Building Japanese Cars

19 Jan 2025

There’s a common sentiment that “Germans make the best cars; Japanese make cars the best.” If you’re unfamiliar, this blog captures it pretty well:

German cars are known for their robust engineering and attention to detail, but they can be more complex and expensive to maintain.

Japanese cars, particularly those from brands like Toyota and Honda, are renowned for their exceptional reliability and durability, often requiring less maintenance over the long term.

https://www.supaquick.com/blog/the-difference-between-german-and-japanese-carmakers

I think that there’s an obvious connection between this and how software is built. There’s also a less obvious connection to how we think that we build software.

I suspect that most teams, consciously or otherwise, tend towards the German approach. Just consider the microservices trend over the past decade. Clearly, robust engineering has been involved. In fact it’s usually necessary to achieve reliability.
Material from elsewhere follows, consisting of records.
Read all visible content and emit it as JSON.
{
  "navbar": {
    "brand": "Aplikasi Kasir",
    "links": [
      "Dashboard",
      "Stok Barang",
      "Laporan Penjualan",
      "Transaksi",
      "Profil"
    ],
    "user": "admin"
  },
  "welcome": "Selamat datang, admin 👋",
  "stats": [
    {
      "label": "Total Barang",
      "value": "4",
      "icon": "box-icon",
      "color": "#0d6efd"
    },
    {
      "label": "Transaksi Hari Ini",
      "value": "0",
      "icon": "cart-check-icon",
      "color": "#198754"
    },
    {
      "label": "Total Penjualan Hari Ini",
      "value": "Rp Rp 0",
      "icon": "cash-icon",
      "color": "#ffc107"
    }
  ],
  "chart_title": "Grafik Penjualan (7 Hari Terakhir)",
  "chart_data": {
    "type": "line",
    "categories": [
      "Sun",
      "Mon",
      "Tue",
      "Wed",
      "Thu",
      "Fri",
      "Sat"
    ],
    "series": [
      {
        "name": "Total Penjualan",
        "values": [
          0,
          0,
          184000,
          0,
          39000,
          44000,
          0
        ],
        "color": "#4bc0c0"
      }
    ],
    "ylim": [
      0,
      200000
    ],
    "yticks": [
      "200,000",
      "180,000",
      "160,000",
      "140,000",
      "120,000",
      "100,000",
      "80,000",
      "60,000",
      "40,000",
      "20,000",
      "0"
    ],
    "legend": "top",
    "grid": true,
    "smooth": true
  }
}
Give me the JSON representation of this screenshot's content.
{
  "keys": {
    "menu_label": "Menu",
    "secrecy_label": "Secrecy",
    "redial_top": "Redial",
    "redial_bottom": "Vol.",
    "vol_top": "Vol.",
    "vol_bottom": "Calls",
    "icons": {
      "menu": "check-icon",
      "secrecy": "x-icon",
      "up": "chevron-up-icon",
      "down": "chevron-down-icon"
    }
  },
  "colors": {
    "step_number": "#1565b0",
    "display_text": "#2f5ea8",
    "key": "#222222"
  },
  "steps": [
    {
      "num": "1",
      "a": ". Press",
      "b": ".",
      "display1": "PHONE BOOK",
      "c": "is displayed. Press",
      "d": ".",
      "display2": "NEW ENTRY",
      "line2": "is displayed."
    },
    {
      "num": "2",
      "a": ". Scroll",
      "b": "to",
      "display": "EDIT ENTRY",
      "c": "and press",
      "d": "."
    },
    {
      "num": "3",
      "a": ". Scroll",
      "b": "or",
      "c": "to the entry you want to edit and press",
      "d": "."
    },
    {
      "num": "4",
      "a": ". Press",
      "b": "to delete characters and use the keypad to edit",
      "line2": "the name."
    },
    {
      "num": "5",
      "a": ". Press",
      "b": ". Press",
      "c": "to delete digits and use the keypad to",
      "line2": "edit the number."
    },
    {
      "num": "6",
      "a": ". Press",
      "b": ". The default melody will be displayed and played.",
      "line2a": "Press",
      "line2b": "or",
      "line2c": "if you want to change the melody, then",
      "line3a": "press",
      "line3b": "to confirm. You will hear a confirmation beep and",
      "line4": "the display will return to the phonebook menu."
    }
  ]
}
It would be hard to find someone who wouldn’t admit that microservices are complex and expensive to maintain, though, even among their proponents.

On the opposite end of the spectrum, you have the Majestic Monolith. (Ruby, coincidentally, also Japanese.) I admit that I tend to prefer that approach, only breaking out chunks into “macro-services” if/when it makes sense. But unless you’re starting a greenfield project, it’s difficult to go the other direction (technically as well as politically.)

Nobody sets out to build a system that is complex and expensive to maintain, but we certainly have a lot of them. Whether it’s robust engineering, attention to detail or something else, how we get there isn’t as important as being able to climb out of the hole.

I don’t foresee the tendency changing any time soon, and this is where the analogy to car manufacturing breaks down. Notwithstanding software updates, it’s pretty difficult to dramatically change vehicles after they leave the assembly line. But that happens all the time with software.

So given that inevitably we end up with slop, what can be done? The knee jerk answer is always, “rewrite the whole system,” which is almost always the wrong answer. If the project is optimized for deletion, then cleaning up is tractable, but there’s no guarantee the project is structured that way.

Another complicating factor is that no two messes of code are alike, which rules out generic solutions. Ironically, attempting a generic solution at this problem would probably just yield another mess to clean up.

There is also never enough time for refactoring. It is extremely difficult to frame in terms of business value, so it almost never becomes prioritized, until at some point it’s virtually impossible to implement anything in a reasonable amount of time. (Time for a rewrite?)

The only option left is to engineer a way out of the mess.

Let’s say (hypothetically, of course) that we bolted on a React frontend, via auto-generated Apollo GraphQL Typescript hooks, to a Graphene endpoint in a brownfield Django application. I’m sure that there is more than one project out there with a similar configuration, but certainly not enough to warrant an open source solution, let alone a commercial service to help rein in this polyglot Audi after 75,000 miles.

Fortunately there is a technique that can simulatenously scratch the itch to write complex code, bring sanity to the current system, and avoid complicating things even further: metaprogramming in one-off scripts.

Continuing the example, we have a few things working for us. GraphQL is fundamentally type-oriented, so there is some hope that we can connect the dots, despite the sources having different kinds of ASTs. Given a type, we need three things to construct the call graph:

The file/class on the server containing the GraphQL resolver
The GraphQL query/mutation definition files on the client, which compile to hooks
The hook usages across all of the frontend Typescript files

Once you’ve got that, it’s easy to identify dead and deprecated code paths. Just look for instances that don’t have all three of those things. To get there, import ast and graphql in Python, and start hammering on ChatGPT.

Here’s a quick-and-dirty script that solves this particular case, and an example invocation: https://gist.github.com/brandtg/761f8735ccf3389935cd76f949063c8b

./analyzegraphene.py ./my-project ./usages.csv --exclude 'my-client.tsx'

It’s not perfect, but a good enough, 80/20 way to quickly reason about the call graph and identify opportunities to clean things up. On top of that, as long as the architecture doesn’t change too dramatically, you can repeatedly run it instead of having someone wade through the mess again and again.